Thursday, November 16, 2006

"Let there be a strongman," say some Iraqis

"It is something ordinary Iraqis say with growing intensity, even as they agree on little else. Let there be a strongman, they say, not a relentless killer like Saddam Hussein but somebody who will take the hammer to the insurgents and the death squads and the kidnappers and the criminal gangs who have banished all pretense of civility from their lives.
. . . The leading candidate for strongman, among secular Iraqis, at least, would be Ayad Allawi, whom the Americans named prime minister in the first post-Hussein government, in 2004. Mr. Allawi, though Shiite, has strong ties with Sunnis, and a reputation as a hard man that goes back to his time as a young Baathist enforcer.
. . . But even if President Bush were convinced that [current Iraqi prime minister] Mr. [Nuri Kamal al-] Maliki should go, it is far from clear that the Americans would have the means to get rid of him." [1]

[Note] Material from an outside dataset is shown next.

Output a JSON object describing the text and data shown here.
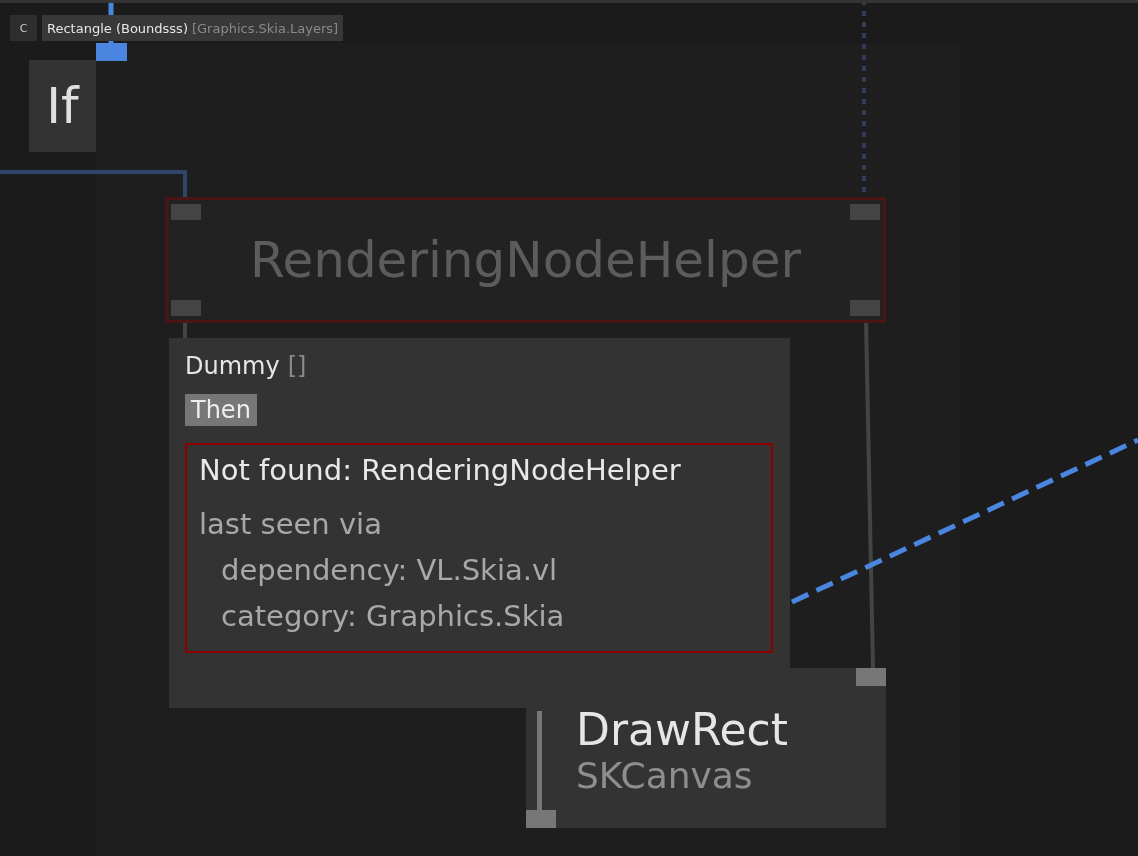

"While Americans in a faraway land debate their fate, Iraqis have already decided on the cure. The only problem is that there is more than one set of Iraqis. Shiites want their country back. Sunni Arabs want a strongman. They cannot agree." [2]

"Iraq's prime minister, Nuri al-Maliki, is now saying that he wants the United States to stand back and let him use Iraqi forces to restore order. Within six months, he asserts, the bloodletting will cease." [3]

[1] The New York Times. Could a New Strongman Help? November 12, 2006.
[2] The New York Times. The ‘Stay or Leave’ Debate in the U.S. Finds a Mirror in Baghdad. November 16, 2006.
[3] The New York Times. An Iraqi Solution, Vietnam Style. November 21, 2006.